Ortadoğuyu biçimlendirme çabası
Ortadoğuyu biçimlendirme çabası
Önce, (daha evvel kendisinin Sovyet tehlikesine karşı besleyip büyüttüğü) El Kaidenin yeraldığı Afganistana saldırdı, Ardından da Irak’ı işgal ederek diğer ülkelere aba altında sopa göstermek istedi. Ya kendiniz hizaya gelirsniz ya da biz sizi hizaya getiririz demek istiyordu. Ayrıca İran ve Suriye’ye ekonomik abluka, diplomatik baskı da dahil olmak üzere baskı uygulayarak kendi çıkarları doğrultusunda kurmakta olduğu uluslararsı düzene uydurmaya çalışıyordu. Ama hakikaten de evdeki hesap çarşıya uymamış Afganistan herneyse de Irak’da çok asker kaybetmiş, işgalin gerekçesi olarak sunduğu kimyasal silahları bulamamış, epeyce prestiş yitirmişti. İçerdeki ekonomik sıkıntılar, bütçe açıkları, çeşitli eyaletlerden yükselen homurtular da tuzu biberi oldu bu işin. Bu arada yönetim değişti Müslüman bir aileden gelen Barak Hüseyin Obama başkan seçildi. Obama yönetimi Irak’tan askerlerini çekti ama Ortadoğudan eli olmadı/olamazdı, çünkü sıra plan gereği Suriye ve İran’a gelmişti.

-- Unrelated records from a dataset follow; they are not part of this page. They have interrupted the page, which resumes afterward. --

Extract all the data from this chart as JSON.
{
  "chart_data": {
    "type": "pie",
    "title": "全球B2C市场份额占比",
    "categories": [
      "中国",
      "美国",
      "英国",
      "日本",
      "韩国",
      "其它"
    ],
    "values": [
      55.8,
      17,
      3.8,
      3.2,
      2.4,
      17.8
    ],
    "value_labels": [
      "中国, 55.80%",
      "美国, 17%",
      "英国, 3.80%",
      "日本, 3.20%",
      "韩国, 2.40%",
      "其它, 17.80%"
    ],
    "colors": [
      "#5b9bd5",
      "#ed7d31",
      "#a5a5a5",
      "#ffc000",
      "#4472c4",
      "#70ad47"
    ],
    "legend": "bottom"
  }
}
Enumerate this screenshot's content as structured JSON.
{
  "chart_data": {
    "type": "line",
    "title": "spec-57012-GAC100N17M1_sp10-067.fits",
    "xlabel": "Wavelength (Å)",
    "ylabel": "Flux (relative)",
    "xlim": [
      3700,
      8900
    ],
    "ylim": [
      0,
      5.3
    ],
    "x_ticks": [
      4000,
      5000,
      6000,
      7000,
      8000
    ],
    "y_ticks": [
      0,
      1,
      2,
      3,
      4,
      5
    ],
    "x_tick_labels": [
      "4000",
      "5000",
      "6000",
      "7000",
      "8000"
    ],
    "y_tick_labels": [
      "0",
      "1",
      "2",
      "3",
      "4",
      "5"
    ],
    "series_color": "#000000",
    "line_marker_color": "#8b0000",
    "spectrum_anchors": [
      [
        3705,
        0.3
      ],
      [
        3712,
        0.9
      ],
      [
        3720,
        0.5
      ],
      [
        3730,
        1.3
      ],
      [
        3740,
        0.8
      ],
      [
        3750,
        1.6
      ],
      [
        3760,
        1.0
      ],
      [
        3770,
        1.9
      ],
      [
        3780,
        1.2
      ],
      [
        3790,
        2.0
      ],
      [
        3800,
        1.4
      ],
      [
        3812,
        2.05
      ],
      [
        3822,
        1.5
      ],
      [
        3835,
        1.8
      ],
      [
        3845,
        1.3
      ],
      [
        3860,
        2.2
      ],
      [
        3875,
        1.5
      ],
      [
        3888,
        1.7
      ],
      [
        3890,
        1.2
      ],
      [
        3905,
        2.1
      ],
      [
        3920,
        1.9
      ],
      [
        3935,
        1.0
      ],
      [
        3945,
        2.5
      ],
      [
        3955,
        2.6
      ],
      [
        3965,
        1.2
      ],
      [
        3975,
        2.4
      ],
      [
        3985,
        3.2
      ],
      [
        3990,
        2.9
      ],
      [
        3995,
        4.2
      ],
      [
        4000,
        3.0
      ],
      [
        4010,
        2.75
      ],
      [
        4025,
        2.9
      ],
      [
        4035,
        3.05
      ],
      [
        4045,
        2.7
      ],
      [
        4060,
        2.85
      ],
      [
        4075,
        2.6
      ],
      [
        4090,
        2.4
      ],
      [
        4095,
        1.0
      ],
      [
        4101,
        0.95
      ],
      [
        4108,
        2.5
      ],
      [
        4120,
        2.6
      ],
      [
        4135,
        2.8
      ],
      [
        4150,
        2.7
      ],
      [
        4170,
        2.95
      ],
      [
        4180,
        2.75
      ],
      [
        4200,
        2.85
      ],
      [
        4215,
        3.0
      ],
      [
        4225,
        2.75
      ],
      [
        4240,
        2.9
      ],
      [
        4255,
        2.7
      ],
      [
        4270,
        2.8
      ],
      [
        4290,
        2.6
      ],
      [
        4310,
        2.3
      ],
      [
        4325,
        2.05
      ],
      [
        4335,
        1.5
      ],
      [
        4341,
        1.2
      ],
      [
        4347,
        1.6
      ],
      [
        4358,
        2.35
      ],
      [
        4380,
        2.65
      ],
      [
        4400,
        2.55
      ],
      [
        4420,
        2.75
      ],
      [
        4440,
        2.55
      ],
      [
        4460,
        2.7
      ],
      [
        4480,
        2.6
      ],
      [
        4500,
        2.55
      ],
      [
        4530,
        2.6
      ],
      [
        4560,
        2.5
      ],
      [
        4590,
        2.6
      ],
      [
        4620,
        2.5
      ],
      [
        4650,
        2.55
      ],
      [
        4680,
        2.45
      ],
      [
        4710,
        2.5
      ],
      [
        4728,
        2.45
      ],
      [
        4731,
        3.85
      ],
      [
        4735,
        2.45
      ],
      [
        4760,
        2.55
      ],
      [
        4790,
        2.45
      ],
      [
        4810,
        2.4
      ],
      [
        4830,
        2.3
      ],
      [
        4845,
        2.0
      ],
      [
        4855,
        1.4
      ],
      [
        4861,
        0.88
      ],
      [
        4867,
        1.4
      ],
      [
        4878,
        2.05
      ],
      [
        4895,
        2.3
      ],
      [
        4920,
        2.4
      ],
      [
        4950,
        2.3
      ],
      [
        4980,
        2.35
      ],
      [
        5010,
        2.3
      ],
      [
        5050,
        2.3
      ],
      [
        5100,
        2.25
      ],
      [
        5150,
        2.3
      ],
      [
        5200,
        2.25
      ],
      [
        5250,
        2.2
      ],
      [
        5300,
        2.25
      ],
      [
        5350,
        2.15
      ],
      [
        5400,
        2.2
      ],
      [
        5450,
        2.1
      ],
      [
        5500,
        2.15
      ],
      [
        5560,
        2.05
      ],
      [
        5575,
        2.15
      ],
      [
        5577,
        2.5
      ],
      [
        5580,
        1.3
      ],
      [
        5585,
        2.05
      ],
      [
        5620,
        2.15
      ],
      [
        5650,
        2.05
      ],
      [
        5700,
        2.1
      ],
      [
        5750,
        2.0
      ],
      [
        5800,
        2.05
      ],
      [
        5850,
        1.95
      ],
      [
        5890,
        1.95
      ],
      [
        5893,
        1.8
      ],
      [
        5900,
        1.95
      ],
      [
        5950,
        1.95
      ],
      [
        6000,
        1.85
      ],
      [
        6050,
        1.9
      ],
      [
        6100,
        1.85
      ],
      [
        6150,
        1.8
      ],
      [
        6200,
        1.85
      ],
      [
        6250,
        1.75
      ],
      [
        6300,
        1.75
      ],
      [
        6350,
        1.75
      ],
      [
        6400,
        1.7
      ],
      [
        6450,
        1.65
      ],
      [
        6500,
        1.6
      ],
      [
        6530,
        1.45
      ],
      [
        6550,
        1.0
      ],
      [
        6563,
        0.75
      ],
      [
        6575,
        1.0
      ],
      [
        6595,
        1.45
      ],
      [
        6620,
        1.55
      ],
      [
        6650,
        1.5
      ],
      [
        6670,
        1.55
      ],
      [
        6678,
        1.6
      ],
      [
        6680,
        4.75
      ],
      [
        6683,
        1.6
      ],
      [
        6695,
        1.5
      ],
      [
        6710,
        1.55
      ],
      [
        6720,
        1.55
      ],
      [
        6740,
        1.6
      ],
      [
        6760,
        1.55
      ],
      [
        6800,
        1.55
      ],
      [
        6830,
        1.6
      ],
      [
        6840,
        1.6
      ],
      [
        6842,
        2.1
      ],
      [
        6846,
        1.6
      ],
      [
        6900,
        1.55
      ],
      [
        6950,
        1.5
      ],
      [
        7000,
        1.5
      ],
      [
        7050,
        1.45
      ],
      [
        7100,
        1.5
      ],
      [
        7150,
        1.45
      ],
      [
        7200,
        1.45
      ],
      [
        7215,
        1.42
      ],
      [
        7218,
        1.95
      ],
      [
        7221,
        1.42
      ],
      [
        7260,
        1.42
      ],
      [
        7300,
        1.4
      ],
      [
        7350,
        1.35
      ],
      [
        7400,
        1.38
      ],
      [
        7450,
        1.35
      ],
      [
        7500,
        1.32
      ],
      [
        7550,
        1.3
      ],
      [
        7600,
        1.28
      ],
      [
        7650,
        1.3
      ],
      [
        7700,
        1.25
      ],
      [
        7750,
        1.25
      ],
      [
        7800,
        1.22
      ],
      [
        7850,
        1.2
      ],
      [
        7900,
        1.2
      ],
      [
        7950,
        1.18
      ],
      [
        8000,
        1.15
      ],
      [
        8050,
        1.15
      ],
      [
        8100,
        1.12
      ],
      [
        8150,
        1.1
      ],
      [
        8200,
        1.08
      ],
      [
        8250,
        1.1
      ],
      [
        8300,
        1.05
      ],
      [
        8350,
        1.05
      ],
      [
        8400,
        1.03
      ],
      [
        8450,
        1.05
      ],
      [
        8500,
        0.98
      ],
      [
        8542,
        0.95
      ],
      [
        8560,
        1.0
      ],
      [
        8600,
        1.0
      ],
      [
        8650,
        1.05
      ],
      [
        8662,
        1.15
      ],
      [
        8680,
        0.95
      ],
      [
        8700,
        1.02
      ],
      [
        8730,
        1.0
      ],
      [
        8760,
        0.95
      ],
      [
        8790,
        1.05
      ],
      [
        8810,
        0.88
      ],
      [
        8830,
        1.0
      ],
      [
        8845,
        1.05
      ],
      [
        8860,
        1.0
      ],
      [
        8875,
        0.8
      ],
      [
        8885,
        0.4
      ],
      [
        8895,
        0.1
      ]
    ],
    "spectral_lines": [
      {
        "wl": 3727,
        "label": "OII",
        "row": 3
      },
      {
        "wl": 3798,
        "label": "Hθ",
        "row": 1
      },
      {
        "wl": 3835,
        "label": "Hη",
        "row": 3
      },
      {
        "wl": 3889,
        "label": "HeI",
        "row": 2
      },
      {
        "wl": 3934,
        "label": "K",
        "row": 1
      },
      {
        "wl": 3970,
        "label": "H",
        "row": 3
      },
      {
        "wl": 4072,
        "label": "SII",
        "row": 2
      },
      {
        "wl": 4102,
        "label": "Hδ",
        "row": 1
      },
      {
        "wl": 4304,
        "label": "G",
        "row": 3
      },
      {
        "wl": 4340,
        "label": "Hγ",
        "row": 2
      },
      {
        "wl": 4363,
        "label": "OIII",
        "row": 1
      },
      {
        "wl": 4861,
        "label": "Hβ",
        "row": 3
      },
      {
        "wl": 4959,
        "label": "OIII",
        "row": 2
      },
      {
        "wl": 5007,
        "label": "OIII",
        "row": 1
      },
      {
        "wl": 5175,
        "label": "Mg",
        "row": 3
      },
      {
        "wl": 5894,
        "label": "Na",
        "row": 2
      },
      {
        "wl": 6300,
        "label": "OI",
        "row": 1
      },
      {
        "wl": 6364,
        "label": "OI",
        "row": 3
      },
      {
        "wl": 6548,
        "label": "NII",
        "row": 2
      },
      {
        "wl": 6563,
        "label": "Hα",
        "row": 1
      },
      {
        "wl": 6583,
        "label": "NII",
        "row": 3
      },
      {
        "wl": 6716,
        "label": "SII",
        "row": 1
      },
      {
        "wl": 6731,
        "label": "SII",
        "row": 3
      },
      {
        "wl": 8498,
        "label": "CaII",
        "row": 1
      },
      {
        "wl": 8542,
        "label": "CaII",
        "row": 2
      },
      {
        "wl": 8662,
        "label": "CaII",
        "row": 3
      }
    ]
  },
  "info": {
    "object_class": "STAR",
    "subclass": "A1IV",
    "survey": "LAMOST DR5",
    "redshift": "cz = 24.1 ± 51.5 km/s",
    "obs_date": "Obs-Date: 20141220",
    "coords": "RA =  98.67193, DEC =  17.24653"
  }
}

Türkiye'nin ileri sürülmesi stratejisi ve Suriye meselesi
Türkiye'nin ileri sürülmesi stratejisi ve Suriye meselesi
Seçim öncesi can kayıplarını göze alamayan ve Çine kaymakta olan güç dengesini Asyada karşılamaya hazırkanan Obama yönetimi, eski deneyiminin de etkisyle Ortadoğuda kestaneleri ateşten maşa ile almaya çalışacaktı.
Türkiye’nin sırtını sıvazlayarak bir yandan Suriye için devreye soktu öte yandan başlattığı Arap Baharına seküler ve ılımlı İslam ülkesi olarak örnek göstermeye çalıştı. ABD, SSCB’nın yıkılmasından sonra Genişletilmiş Büyük Ortadoğu Projesi (GBOP) içinde Türkiyeyi işaret ederek “pattern oluşturuyor”du. Bu motivasyon, Türkiye liderliği ile tatmin olmayan Arap dünyasını da kapsayan bir ruhani liderlik peşinde koşan Erdoğanın hoşuna gitti ve verilen görevi gönüllü üstlenerek bu uğurdaki propaganda seferlerine başladı. “Arap Baharı” sonrası Mısır, Libya turu buna delaletti. ABD İkinci Dünya Svaşı sonrası Marshall yardımıyla yaptığı alan kapatmayı burada da yapmak istiyordu ama bu kez ortada bir savaş olmadığı için başlattığı hamleyi tamamlayamadı, bahar nerdeeyse kışa döndü, bu ülkelerde seküler demokratik islam bir yana Müslüman Kardeşler İslami Devletler kurmaya başladı, Libyada ABD elçisi öldürüldü, Mısırda da benzer gelişmeler bekleniyor. Bu fiyasko ancak yeni bir atılımla örtülebilirdi ve Ortadoğuda yeni bir mevzi kazanılarak ön alınabilirdi, işte bu noktada epeydir beklemede olan Suriye kartı açılmış ve Türkiye devreye sokulmuştu.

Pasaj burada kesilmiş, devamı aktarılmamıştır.